The higher results of FFMBIA/HF in obese subjects when compared with FF-BIA (and other reference methods) may be explained partly by the distribution of water volumes. Expansion of the extracellular water (ECW) compartment has been reported in obese people, 17 suggesting that they may have relatively more water in the trunk. Because the trunk is short and has a large cross-sectional area, it does not contribute much to the overall resistance. Second, the average amount of body fat found in obese men and women is 30% and 50%, respectively. 18 In both genders, the major body fat depots are the upper body subcutaneous fat (44 vs. 53%), the intraabdominal (visceral) fat (25 vs. 18%), and lower body (gluteofemoral) body fat (32 vs. 36%).

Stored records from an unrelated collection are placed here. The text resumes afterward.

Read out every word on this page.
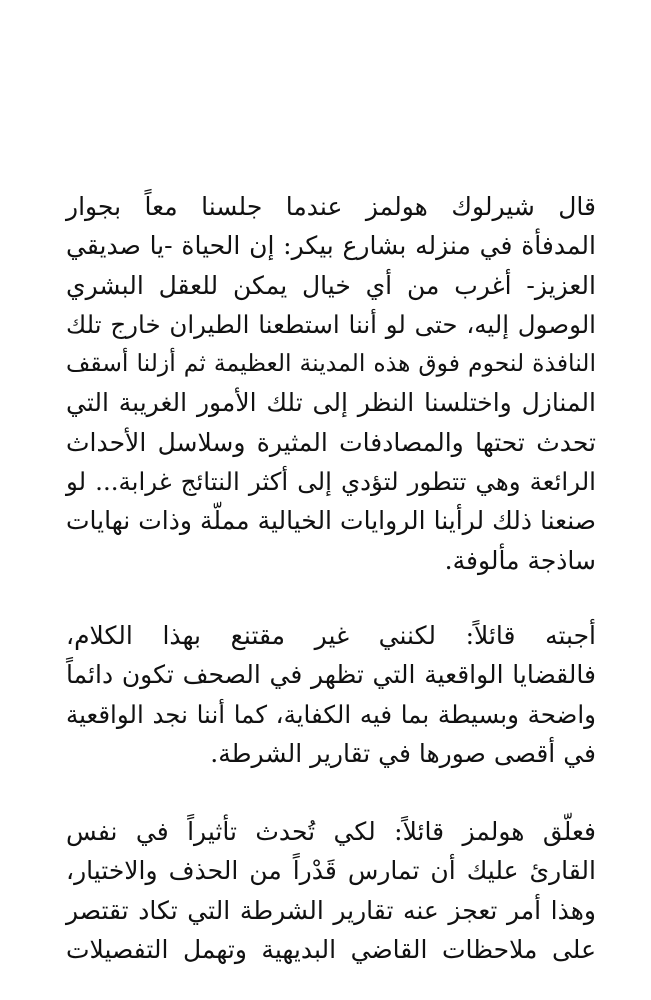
قال شيرلوك هولمز عندما جلسنا معاً بجوار
المدفأة في منزله بشارع بيكر: إن الحياة -يا صديقي
العزيز- أغرب من أي خيال يمكن للعقل البشري
الوصول إليه، حتى لو أننا استطعنا الطيران خارج تلك
النافذة لنحوم فوق هذه المدينة العظيمة ثم أزلنا أسقف
المنازل واختلسنا النظر إلى تلك الأمور الغريبة التي
تحدث تحتها والمصادفات المثيرة وسلاسل الأحداث
الرائعة وهي تتطور لتؤدي إلى أكثر النتائج غرابة... لو
صنعنا ذلك لرأينا الروايات الخيالية مملّة وذات نهايات
ساذجة مألوفة.
أجبته قائلاً: لكنني غير مقتنع بهذا الكلام،
فالقضايا الواقعية التي تظهر في الصحف تكون دائماً
واضحة وبسيطة بما فيه الكفاية، كما أننا نجد الواقعية
في أقصى صورها في تقارير الشرطة.
فعلّق هولمز قائلاً: لكي تُحدث تأثيراً في نفس
القارئ عليك أن تمارس قَدْراً من الحذف والاختيار،
وهذا أمر تعجز عنه تقارير الشرطة التي تكاد تقتصر
على ملاحظات القاضي البديهية وتهمل التفصيلات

Therefore, the combination of these phenomena could account for the lower resistance values obtained when the electrical current is passing through this area. Other factors, like the type of current, electrodes, calibration, and interpretation algorithms, may also influence the results.
Conclusion
FFM by multifrequency HF-BIA and single-frequency FF-BIA were highly correlated in lean and obese subjects. There was no difference in FFM between both methods in lean individuals. Because FF-BIA is simpler, less expensive, and more practical for use in large clinical and epidemiological studies, there is no clear advantage of HF-BIA over FF-BIA in this population. Thus, FF-BIA methods may be useful and accurate in clinical and research settings. However, FF-BIA gave systematically lower FFM values than HF-BIA in overweight and obese subjects, particularly males. An equation using FFMBIA/FF and BMI was validated to predict FFMBIA/HF accurately in overweight and obese individuals and it can be applied in these settings. Our results support the need of larger trials comparing FF-BIA with reference methods in obese subjects to determine whether this practical method may be suitable to assess FFM in this population.
Footnotes
Acknowledgments
The present study was supported by grants from the Canadian Institutes of Health Research (CIHR) (Dr. Carpentier, MOP53094; Dr. Baillargeon, MOP62946; Dr. Ardilouze, MOP77729; from the Canadian Diabetes Association (to Dr. Carpentier in honor of the late Marion L. Monroe) and from the Ministère de la santé et des services sociaux du Québec (Programme de subventions en santé publique, to Dr Langlois). Dr. Gagnon is the recipient of a Novo-Nordisk Endocrine Fellow Research Grant. Dr. Ardilouze is a new investigator of the CIHR. Drs. Baillargeon, Carpentier and Langlois are Scholars of the Fonds de recherche en santé du Québec (FRSQ). This work was presented in part at the 2006 Annual Scientific Meeting of NAASO.
Author Disclosure Statement
All authors declare having no competing financial interests.